Des chercheurs de l’INRAE ont découvert que les solvants eutectiques permettaient d’extraire une part plus importante de la pectine présente dans le marc de pomme, élargissant ainsi le champ de valorisations de ce coproduit.  

La pectine extraite du marc de pomme, un coproduit de l’industrie agroalimentaire, est largement utilisée en agroalimentaire pour ses propriétés gélifiantes et épaississantes. Le directeur de recherche de l’INRAE (1) Marc Lahaye a mené des travaux pour l’extraire de manière optimale en développant des méthodes d’extraction plus respectueuses de l’environnement. Son équipe a choisi d’utiliser les solvants eutectiques naturels profonds (Natural Deep Eutectic Solvents, aussi appelés NADES). Connus depuis le début des années 2000, ils présentent de multiples avantages. « Les molécules impliquées sont naturelles, de faible coût, renouvelables, non-toxiques, recyclables et biodégradables », énumère la page web de l’INRAE consacrée à ce projet.
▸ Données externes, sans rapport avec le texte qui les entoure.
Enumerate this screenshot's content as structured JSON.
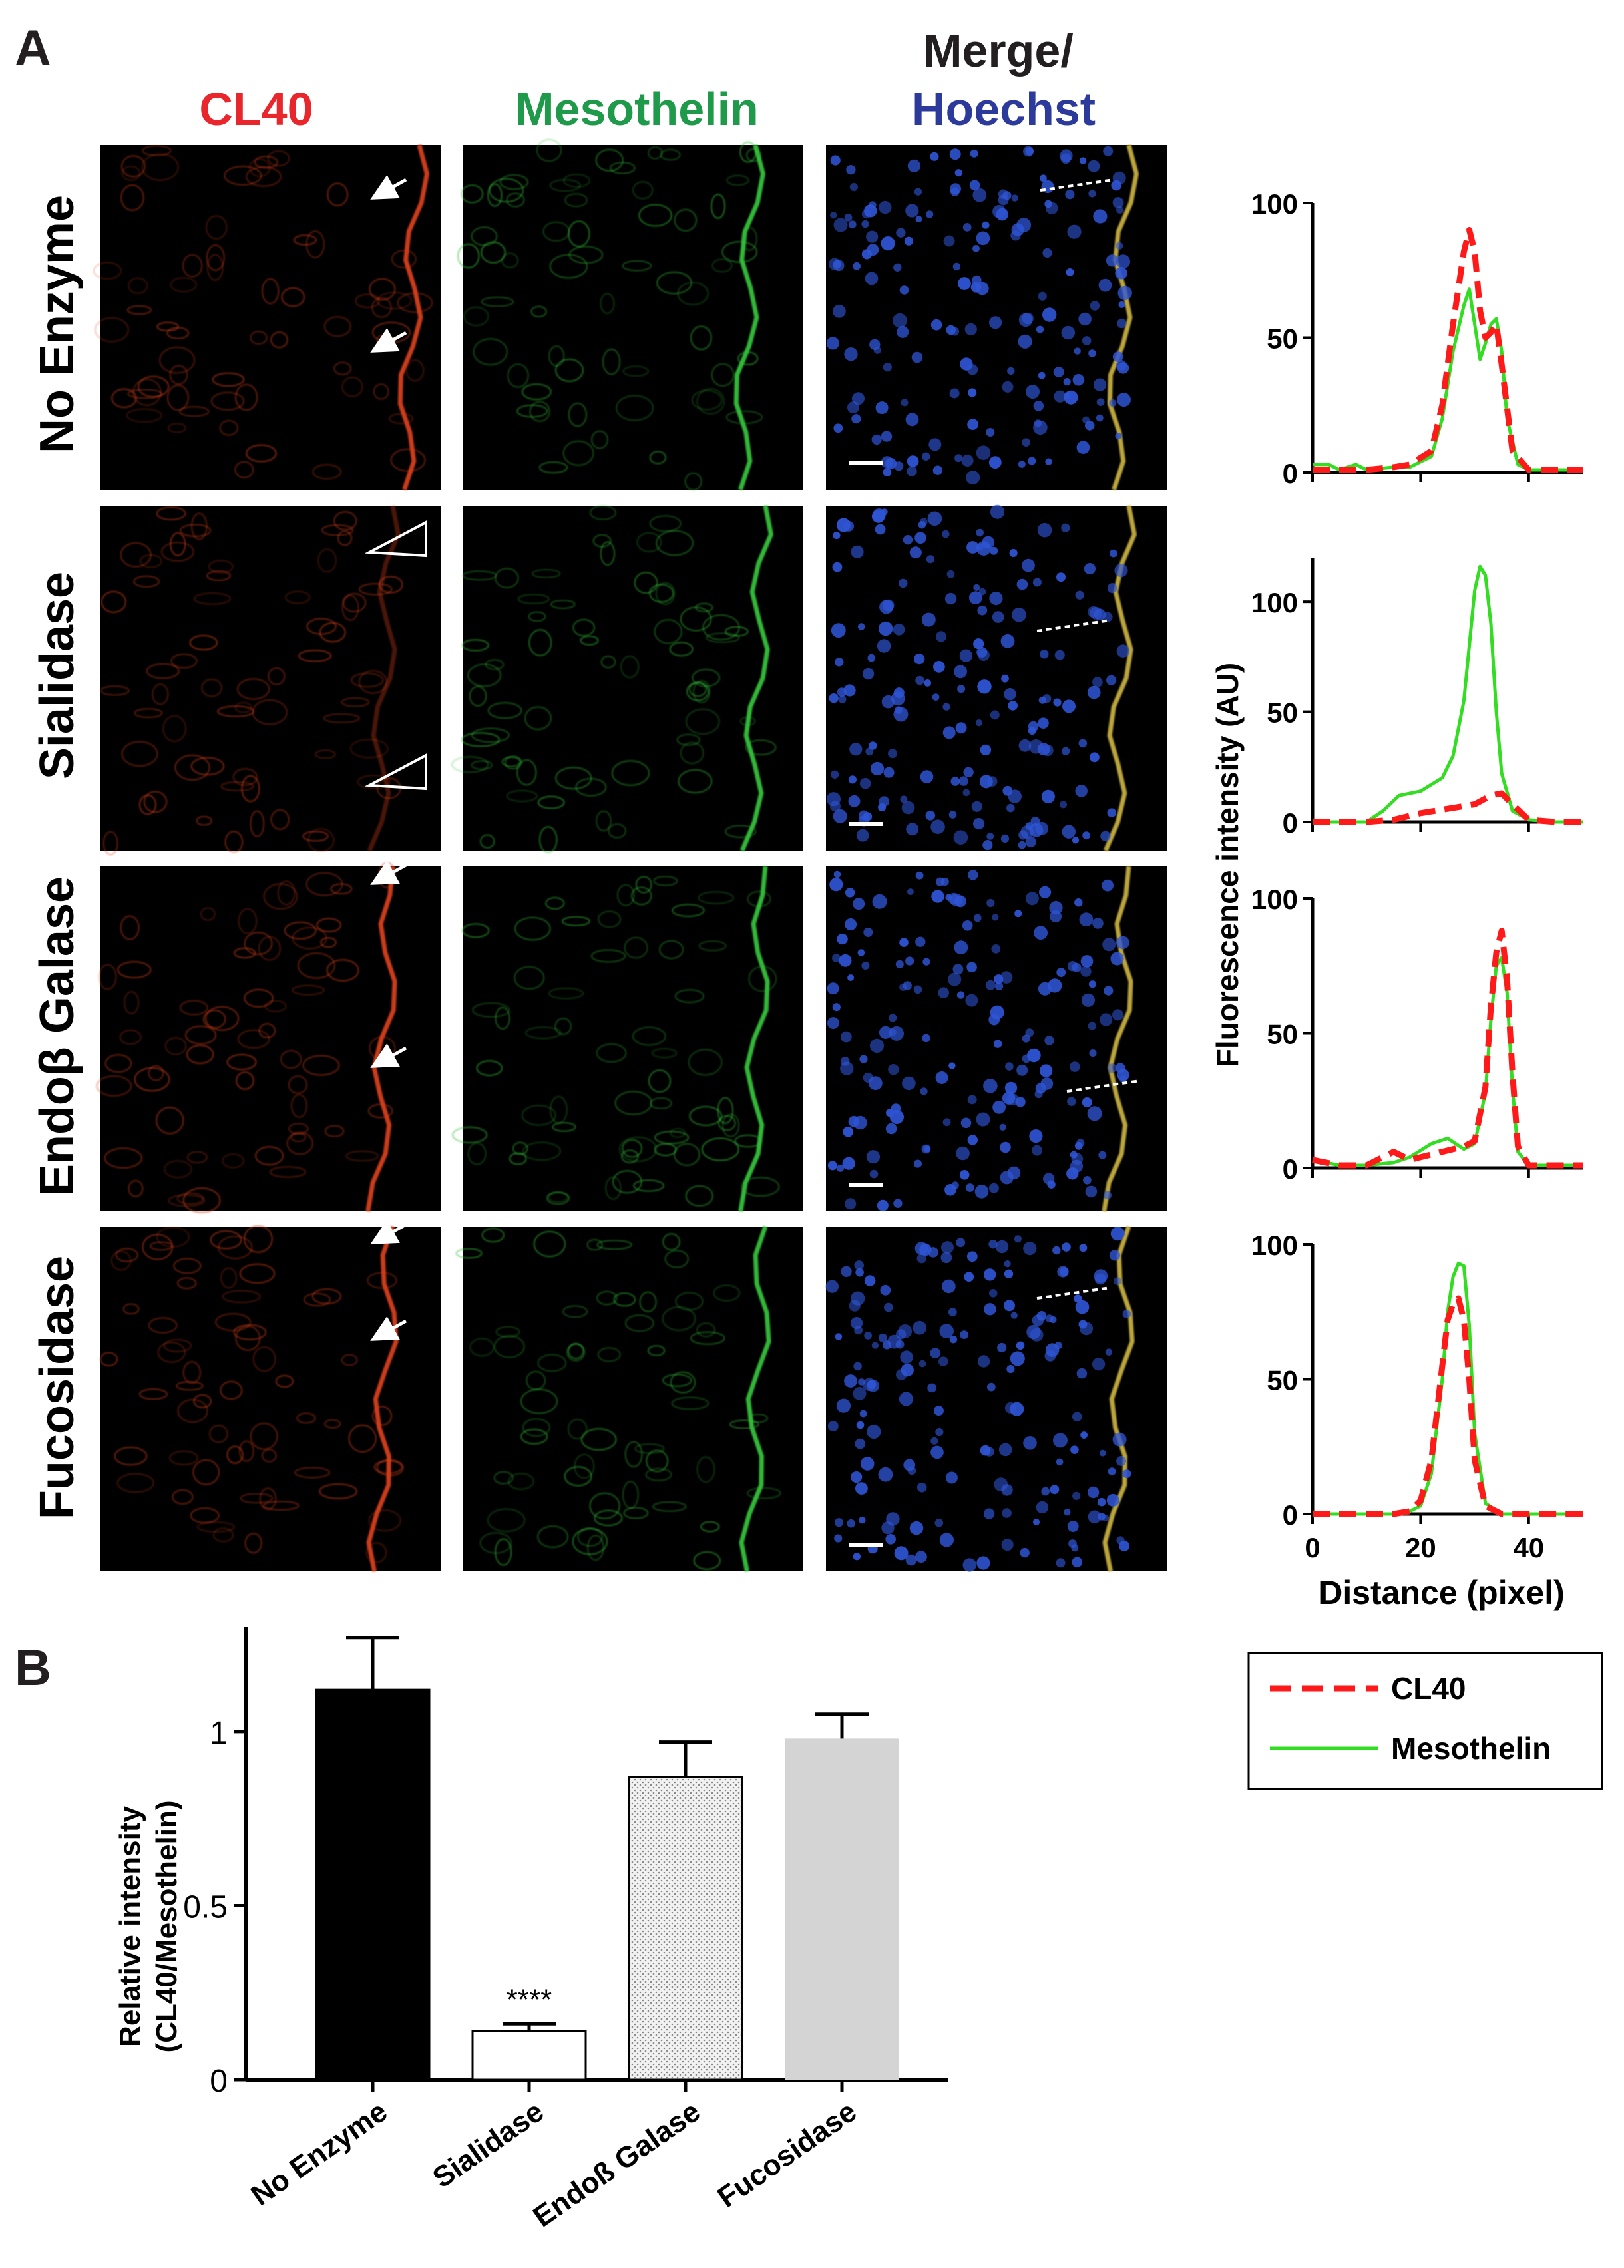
{
  "panel_a": {
    "label": "A",
    "column_headers": {
      "cl40": "CL40",
      "mesothelin": "Mesothelin",
      "merge_line1": "Merge/",
      "merge_line2": "Hoechst"
    },
    "row_labels": [
      "No Enzyme",
      "Sialidase",
      "Endoβ Galase",
      "Fucosidase"
    ],
    "colors": {
      "cl40": "#e8262b",
      "mesothelin": "#1f9a4a",
      "hoechst": "#2b3a9b",
      "tissue_red": "#d8401a",
      "tissue_green": "#36c23a",
      "nuclei": "#2f55d6"
    }
  },
  "line_profiles": {
    "y_axis_label": "Fluorescence intensity (AU)",
    "x_axis_label": "Distance (pixel)",
    "x_ticks": [
      "0",
      "20",
      "40"
    ],
    "x_range": [
      0,
      50
    ],
    "legend": {
      "cl40": "CL40",
      "mesothelin": "Mesothelin"
    },
    "series_colors": {
      "cl40": "#ff1a1a",
      "mesothelin": "#33dd22"
    },
    "chart_data": [
      {
        "type": "line",
        "panel": "No Enzyme",
        "ylim": [
          0,
          100
        ],
        "y_ticks": [
          "0",
          "50",
          "100"
        ],
        "series": [
          {
            "name": "CL40",
            "x": [
              0,
              5,
              10,
              15,
              18,
              22,
              24,
              26,
              28,
              29,
              30,
              31,
              32,
              33,
              34,
              35,
              37,
              40,
              45,
              50
            ],
            "values": [
              1,
              1,
              1,
              2,
              3,
              8,
              25,
              55,
              82,
              90,
              82,
              60,
              50,
              52,
              55,
              40,
              8,
              1,
              1,
              1
            ]
          },
          {
            "name": "Mesothelin",
            "x": [
              0,
              3,
              5,
              8,
              10,
              15,
              18,
              22,
              24,
              26,
              28,
              29,
              30,
              31,
              32,
              33,
              34,
              35,
              36,
              38,
              40,
              45,
              50
            ],
            "values": [
              3,
              3,
              1,
              3,
              1,
              2,
              2,
              6,
              20,
              45,
              62,
              68,
              55,
              42,
              48,
              55,
              57,
              45,
              20,
              3,
              1,
              1,
              1
            ]
          }
        ]
      },
      {
        "type": "line",
        "panel": "Sialidase",
        "ylim": [
          0,
          120
        ],
        "y_ticks": [
          "0",
          "50",
          "100"
        ],
        "series": [
          {
            "name": "CL40",
            "x": [
              0,
              10,
              15,
              20,
              25,
              30,
              33,
              35,
              37,
              40,
              45,
              50
            ],
            "values": [
              0,
              0,
              1,
              4,
              6,
              8,
              12,
              13,
              8,
              1,
              0,
              0
            ]
          },
          {
            "name": "Mesothelin",
            "x": [
              0,
              10,
              13,
              16,
              20,
              22,
              24,
              26,
              28,
              29,
              30,
              31,
              32,
              33,
              34,
              35,
              37,
              40,
              45,
              50
            ],
            "values": [
              0,
              0,
              5,
              12,
              14,
              17,
              20,
              30,
              55,
              80,
              105,
              116,
              112,
              90,
              50,
              22,
              5,
              1,
              0,
              0
            ]
          }
        ]
      },
      {
        "type": "line",
        "panel": "Endoβ Galase",
        "ylim": [
          0,
          100
        ],
        "y_ticks": [
          "0",
          "50",
          "100"
        ],
        "series": [
          {
            "name": "CL40",
            "x": [
              0,
              5,
              10,
              15,
              18,
              22,
              26,
              28,
              30,
              32,
              33,
              34,
              35,
              36,
              37,
              38,
              40,
              45,
              50
            ],
            "values": [
              3,
              1,
              1,
              6,
              3,
              5,
              7,
              8,
              10,
              30,
              60,
              80,
              88,
              70,
              35,
              8,
              1,
              1,
              1
            ]
          },
          {
            "name": "Mesothelin",
            "x": [
              0,
              5,
              10,
              15,
              18,
              22,
              25,
              28,
              30,
              32,
              33,
              34,
              35,
              36,
              37,
              38,
              40,
              45,
              50
            ],
            "values": [
              3,
              1,
              1,
              2,
              4,
              9,
              11,
              7,
              9,
              28,
              55,
              75,
              78,
              65,
              30,
              6,
              1,
              1,
              1
            ]
          }
        ]
      },
      {
        "type": "line",
        "panel": "Fucosidase",
        "ylim": [
          0,
          100
        ],
        "y_ticks": [
          "0",
          "50",
          "100"
        ],
        "series": [
          {
            "name": "CL40",
            "x": [
              0,
              15,
              18,
              20,
              22,
              24,
              25,
              26,
              27,
              28,
              29,
              30,
              32,
              35,
              40,
              50
            ],
            "values": [
              0,
              0,
              1,
              5,
              20,
              55,
              72,
              78,
              80,
              72,
              50,
              20,
              3,
              0,
              0,
              0
            ]
          },
          {
            "name": "Mesothelin",
            "x": [
              0,
              15,
              18,
              20,
              22,
              24,
              25,
              26,
              27,
              28,
              29,
              30,
              32,
              35,
              40,
              50
            ],
            "values": [
              0,
              0,
              1,
              3,
              15,
              50,
              75,
              88,
              93,
              92,
              70,
              30,
              4,
              0,
              0,
              0
            ]
          }
        ]
      }
    ]
  },
  "panel_b": {
    "label": "B",
    "y_label_line1": "Relative intensity",
    "y_label_line2": "(CL40/Mesothelin)",
    "significance": "****",
    "chart_data": {
      "type": "bar",
      "categories": [
        "No Enzyme",
        "Sialidase",
        "Endoß Galase",
        "Fucosidase"
      ],
      "values": [
        1.12,
        0.14,
        0.87,
        0.98
      ],
      "errors": [
        0.15,
        0.02,
        0.1,
        0.07
      ],
      "fills": [
        "#000000",
        "#ffffff",
        "#e8e8e8",
        "#d4d4d4"
      ],
      "y_ticks": [
        "0",
        "0.5",
        "1"
      ],
      "ylim": [
        0,
        1.3
      ]
    }
  }
}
Des gains d’extraction « non négligeables »

Les chercheurs ont ainsi découvert que les solvants eutectiques permettent d’extraire une part plus importante de la pectine présente dans le marc de pomme. De plus, selon Marc Lahaye, les techniques d’extraction classiques « induisent des dégradations chimiques non négligeables sur les pectines ». Cela rend les extractions séquentielles avec différents solvants eutectiques « plus efficaces pour l’extraction de pectines ». En laboratoire, l’équipe de recherche a quantifié un gain d’extraction « non négligeable », avec « environ 70% des acides uroniques [constituants de la pectine, ndlr] extraits du marc de pomme avec les solvants NADES contre seulement 20 à 30% avec les solvants traditionnels ».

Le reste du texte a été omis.